RFC 6707 · INFORMATIONAL · 2012

Content Distribution Network Interconnection Problem Statement

Overview

RFC 6707, “Content Distribution Network Interconnection Problem Statement”, is an Informational document published in September 2012 by B. Niven-Jenkins, F. Le Faucheur, N. Bitar. The canonical text is published by the RFC Editor.

Abstract

Content Delivery Networks (CDNs) provide numerous benefits for cacheable content: reduced delivery cost, improved quality of experience for End Users, and increased robustness of delivery. For these reasons, they are frequently used for large-scale content delivery. As a result, existing CDN Providers are scaling up their infrastructure, and many Network Service Providers (NSPs) are deploying their own CDNs. It is generally desirable that a given content item can be delivered to an End User regardless of that End User's location or attachment network. This is the motivation for interconnecting standalone CDNs so they can interoperate as an open content delivery infrastructure for the end-to-end delivery of content from Content Service Providers (CSPs) to End Users. However, no standards or open specifications currently exist to facilitate such CDN Interconnection.
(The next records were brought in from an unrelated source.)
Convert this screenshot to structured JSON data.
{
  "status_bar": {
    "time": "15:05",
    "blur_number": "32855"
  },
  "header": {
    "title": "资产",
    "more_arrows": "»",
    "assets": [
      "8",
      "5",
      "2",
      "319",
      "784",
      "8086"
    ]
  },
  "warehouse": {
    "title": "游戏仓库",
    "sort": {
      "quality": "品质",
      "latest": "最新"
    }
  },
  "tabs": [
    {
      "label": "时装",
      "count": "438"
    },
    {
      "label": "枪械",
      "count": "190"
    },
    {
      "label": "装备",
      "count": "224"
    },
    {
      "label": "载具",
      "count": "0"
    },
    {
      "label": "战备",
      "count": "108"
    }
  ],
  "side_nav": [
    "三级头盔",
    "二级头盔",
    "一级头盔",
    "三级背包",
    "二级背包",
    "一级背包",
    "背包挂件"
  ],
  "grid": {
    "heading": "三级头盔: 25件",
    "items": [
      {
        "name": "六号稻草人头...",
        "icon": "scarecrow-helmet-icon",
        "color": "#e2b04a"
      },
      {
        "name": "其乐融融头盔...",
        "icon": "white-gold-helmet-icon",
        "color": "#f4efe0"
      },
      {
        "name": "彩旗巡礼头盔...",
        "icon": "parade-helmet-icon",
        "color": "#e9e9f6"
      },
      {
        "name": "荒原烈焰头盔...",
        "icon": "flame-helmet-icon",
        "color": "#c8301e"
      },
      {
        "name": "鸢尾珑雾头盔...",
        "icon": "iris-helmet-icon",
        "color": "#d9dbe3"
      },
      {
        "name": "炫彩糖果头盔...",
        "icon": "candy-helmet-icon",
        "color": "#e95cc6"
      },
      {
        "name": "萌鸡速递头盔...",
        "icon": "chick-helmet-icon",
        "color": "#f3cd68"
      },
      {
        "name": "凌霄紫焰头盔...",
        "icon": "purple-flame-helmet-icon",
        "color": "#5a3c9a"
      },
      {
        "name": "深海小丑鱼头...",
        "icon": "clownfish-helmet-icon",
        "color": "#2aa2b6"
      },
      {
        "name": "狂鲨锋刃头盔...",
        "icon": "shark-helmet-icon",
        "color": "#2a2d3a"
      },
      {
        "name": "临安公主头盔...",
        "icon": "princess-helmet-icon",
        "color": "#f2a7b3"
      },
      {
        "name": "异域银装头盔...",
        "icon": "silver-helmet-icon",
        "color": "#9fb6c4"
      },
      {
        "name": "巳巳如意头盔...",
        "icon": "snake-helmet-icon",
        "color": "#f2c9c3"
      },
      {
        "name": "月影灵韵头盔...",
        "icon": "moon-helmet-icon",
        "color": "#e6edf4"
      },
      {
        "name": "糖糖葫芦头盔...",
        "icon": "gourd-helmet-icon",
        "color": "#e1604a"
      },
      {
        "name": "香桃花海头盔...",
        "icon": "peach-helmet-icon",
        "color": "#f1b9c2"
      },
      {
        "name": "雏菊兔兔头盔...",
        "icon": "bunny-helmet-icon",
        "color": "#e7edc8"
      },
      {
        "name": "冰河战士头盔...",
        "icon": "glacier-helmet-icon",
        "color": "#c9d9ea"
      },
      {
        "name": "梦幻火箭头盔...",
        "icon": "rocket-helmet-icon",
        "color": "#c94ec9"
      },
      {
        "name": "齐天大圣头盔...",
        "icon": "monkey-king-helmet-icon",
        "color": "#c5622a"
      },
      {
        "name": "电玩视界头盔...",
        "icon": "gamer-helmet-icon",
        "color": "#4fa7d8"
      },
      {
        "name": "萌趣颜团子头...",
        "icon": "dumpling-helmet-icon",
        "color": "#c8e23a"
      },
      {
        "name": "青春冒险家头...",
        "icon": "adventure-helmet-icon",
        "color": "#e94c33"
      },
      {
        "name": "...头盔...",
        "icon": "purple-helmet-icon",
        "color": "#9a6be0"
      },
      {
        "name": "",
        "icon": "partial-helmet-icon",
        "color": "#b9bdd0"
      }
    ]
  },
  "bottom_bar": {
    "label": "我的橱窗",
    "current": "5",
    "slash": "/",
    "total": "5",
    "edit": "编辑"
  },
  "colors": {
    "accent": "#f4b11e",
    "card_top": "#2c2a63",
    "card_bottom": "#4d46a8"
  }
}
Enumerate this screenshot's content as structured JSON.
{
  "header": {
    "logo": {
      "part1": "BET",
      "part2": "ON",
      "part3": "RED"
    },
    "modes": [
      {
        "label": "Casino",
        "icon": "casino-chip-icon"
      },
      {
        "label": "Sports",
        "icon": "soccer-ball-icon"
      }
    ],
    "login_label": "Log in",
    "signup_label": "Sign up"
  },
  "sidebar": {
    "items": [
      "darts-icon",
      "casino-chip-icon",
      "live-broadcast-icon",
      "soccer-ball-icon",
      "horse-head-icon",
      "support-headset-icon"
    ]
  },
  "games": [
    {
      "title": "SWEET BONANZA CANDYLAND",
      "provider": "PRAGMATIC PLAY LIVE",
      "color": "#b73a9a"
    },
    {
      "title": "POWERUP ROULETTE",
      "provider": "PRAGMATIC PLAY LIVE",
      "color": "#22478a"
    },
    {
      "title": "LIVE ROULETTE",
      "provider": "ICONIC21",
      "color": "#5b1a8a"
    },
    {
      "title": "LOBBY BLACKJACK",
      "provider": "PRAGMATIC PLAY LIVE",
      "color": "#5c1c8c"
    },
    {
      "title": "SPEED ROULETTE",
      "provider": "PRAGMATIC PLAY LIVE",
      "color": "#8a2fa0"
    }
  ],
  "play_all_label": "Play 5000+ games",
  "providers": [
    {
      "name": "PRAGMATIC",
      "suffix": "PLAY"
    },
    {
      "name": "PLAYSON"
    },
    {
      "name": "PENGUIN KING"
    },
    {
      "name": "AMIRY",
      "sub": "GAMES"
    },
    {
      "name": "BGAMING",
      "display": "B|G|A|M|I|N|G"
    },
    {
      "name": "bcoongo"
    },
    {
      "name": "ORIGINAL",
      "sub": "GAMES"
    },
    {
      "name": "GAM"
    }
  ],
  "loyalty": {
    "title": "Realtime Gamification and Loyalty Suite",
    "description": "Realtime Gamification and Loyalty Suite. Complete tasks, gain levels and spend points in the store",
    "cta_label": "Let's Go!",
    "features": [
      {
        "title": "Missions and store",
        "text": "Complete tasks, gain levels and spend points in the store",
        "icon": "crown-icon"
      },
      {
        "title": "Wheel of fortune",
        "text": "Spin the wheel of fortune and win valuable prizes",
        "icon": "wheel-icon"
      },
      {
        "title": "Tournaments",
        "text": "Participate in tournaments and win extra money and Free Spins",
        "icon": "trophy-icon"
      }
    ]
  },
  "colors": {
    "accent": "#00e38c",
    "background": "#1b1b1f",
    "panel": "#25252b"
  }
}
The goal of this document is to outline the problem area of CDN Interconnection for the IETF CDNI (CDN Interconnection) working group. This document is not an Internet Standards Track specification; it is published for informational purposes.

Abstract as published in the RFC, via rfc-editor.org.

What “Informational” means

Published for the general information of the community. It does not define an IETF standard and carries no standards-track status.